The fact is,
\(\theta_0=\cfrac{\pi}{4}\)
\(S_{\theta_i}=\cfrac{\pi}{2^2}+\cfrac{\pi}{2^3}+...+\cfrac{\pi}{2^{i+1}}+\cfrac{\theta_0}{2^{i}}=\cfrac{\pi}{2^2}+\cfrac{\pi}{2^3}+...+\cfrac{\pi}{2^{i+2}}\)
\(S^{i\rightarrow\infty}_{\theta_i}=\cfrac{\pi}{2^2}(1+\cfrac{1}{2}+\cfrac{1}{2^2}+...+\cfrac{1}{2^{i}}...)\)
\(S^{i\rightarrow\infty}_{\theta_i}=\cfrac{\pi}{2^2}(2)\)
\(S^{i\rightarrow\infty}_{\theta_i}=\cfrac{\pi}{2}\)

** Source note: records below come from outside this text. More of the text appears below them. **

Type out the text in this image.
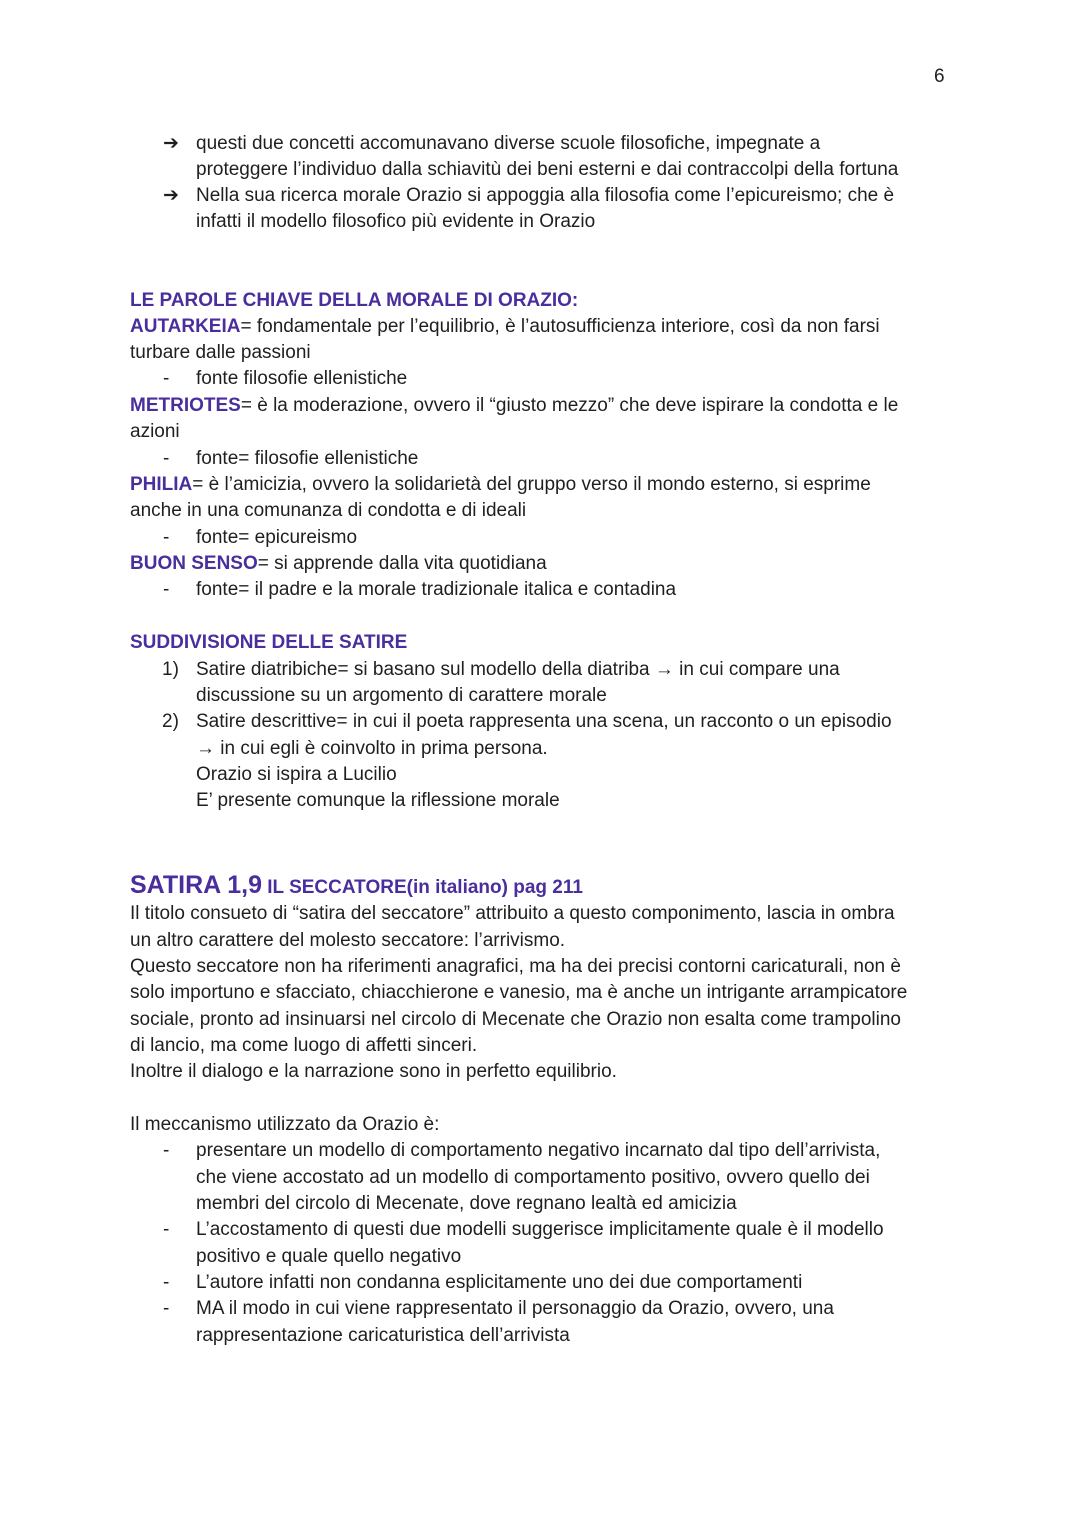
6
➔ questi due concetti accomunavano diverse scuole filosofiche, impegnate a
proteggere l’individuo dalla schiavitù dei beni esterni e dai contraccolpi della fortuna
➔ Nella sua ricerca morale Orazio si appoggia alla filosofia come l’epicureismo; che è
infatti il modello filosofico più evidente in Orazio
LE PAROLE CHIAVE DELLA MORALE DI ORAZIO:
AUTARKEIA= fondamentale per l’equilibrio, è l’autosufficienza interiore, così da non farsi
turbare dalle passioni
- fonte filosofie ellenistiche
METRIOTES= è la moderazione, ovvero il “giusto mezzo” che deve ispirare la condotta e le
azioni
- fonte= filosofie ellenistiche
PHILIA= è l’amicizia, ovvero la solidarietà del gruppo verso il mondo esterno, si esprime
anche in una comunanza di condotta e di ideali
- fonte= epicureismo
BUON SENSO= si apprende dalla vita quotidiana
- fonte= il padre e la morale tradizionale italica e contadina
SUDDIVISIONE DELLE SATIRE
1) Satire diatribiche= si basano sul modello della diatriba → in cui compare una
discussione su un argomento di carattere morale
2) Satire descrittive= in cui il poeta rappresenta una scena, un racconto o un episodio
→ in cui egli è coinvolto in prima persona.
Orazio si ispira a Lucilio
E’ presente comunque la riflessione morale
SATIRA 1,9 IL SECCATORE(in italiano) pag 211
Il titolo consueto di “satira del seccatore” attribuito a questo componimento, lascia in ombra
un altro carattere del molesto seccatore: l’arrivismo.
Questo seccatore non ha riferimenti anagrafici, ma ha dei precisi contorni caricaturali, non è
solo importuno e sfacciato, chiacchierone e vanesio, ma è anche un intrigante arrampicatore
sociale, pronto ad insinuarsi nel circolo di Mecenate che Orazio non esalta come trampolino
di lancio, ma come luogo di affetti sinceri.
Inoltre il dialogo e la narrazione sono in perfetto equilibrio.
Il meccanismo utilizzato da Orazio è:
- presentare un modello di comportamento negativo incarnato dal tipo dell’arrivista,
che viene accostato ad un modello di comportamento positivo, ovvero quello dei
membri del circolo di Mecenate, dove regnano lealtà ed amicizia
- L’accostamento di questi due modelli suggerisce implicitamente quale è il modello
positivo e quale quello negativo
- L’autore infatti non condanna esplicitamente uno dei due comportamenti
- MA il modo in cui viene rappresentato il personaggio da Orazio, ovvero, una
rappresentazione caricaturistica dell’arrivista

So, the last correction is,
\(\epsilon_{i\rightarrow\infty}=M_{i\rightarrow\infty}(\cfrac{1}{sin\theta_{i\rightarrow\infty}}-1)^2tan\theta_{i\rightarrow\infty}\)

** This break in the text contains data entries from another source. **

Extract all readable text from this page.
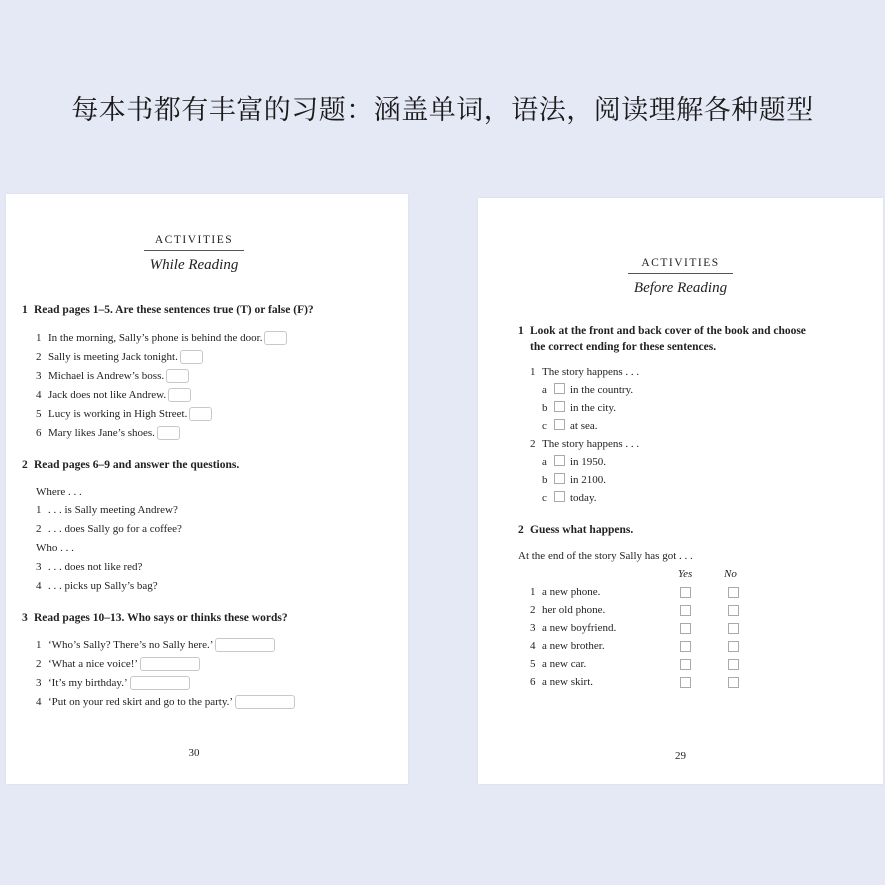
每本书都有丰富的习题：涵盖单词，语法，阅读理解各种题型
ACTIVITIES
While Reading
1 Read pages 1–5. Are these sentences true (T) or false (F)?
1 In the morning, Sally’s phone is behind the door.
2 Sally is meeting Jack tonight.
3 Michael is Andrew’s boss.
4 Jack does not like Andrew.
5 Lucy is working in High Street.
6 Mary likes Jane’s shoes.
2 Read pages 6–9 and answer the questions.
Where . . .
1 . . . is Sally meeting Andrew?
2 . . . does Sally go for a coffee?
Who . . .
3 . . . does not like red?
4 . . . picks up Sally’s bag?
3 Read pages 10–13. Who says or thinks these words?
1 ‘Who’s Sally? There’s no Sally here.’
2 ‘What a nice voice!’
3 ‘It’s my birthday.’
4 ‘Put on your red skirt and go to the party.’
30
ACTIVITIES
Before Reading
1 Look at the front and back cover of the book and choose
the correct ending for these sentences.
1 The story happens . . .
a in the country.
b in the city.
c at sea.
2 The story happens . . .
a in 1950.
b in 2100.
c today.
2 Guess what happens.
At the end of the story Sally has got . . .
Yes	No
1 a new phone.
2 her old phone.
3 a new boyfriend.
4 a new brother.
5 a new car.
6 a new skirt.
29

\(\epsilon_{i\rightarrow\infty}=M_{i\rightarrow\infty}(\cfrac{1}{sin(\frac{\pi}{2})}-1)^2tan(\frac{\pi}{2})=0\)
no matter what \(M_{i\rightarrow\infty}\) and \(tan(\frac{\pi}{2})\) are. The smallest piece of \(\pi\) corrected is zero.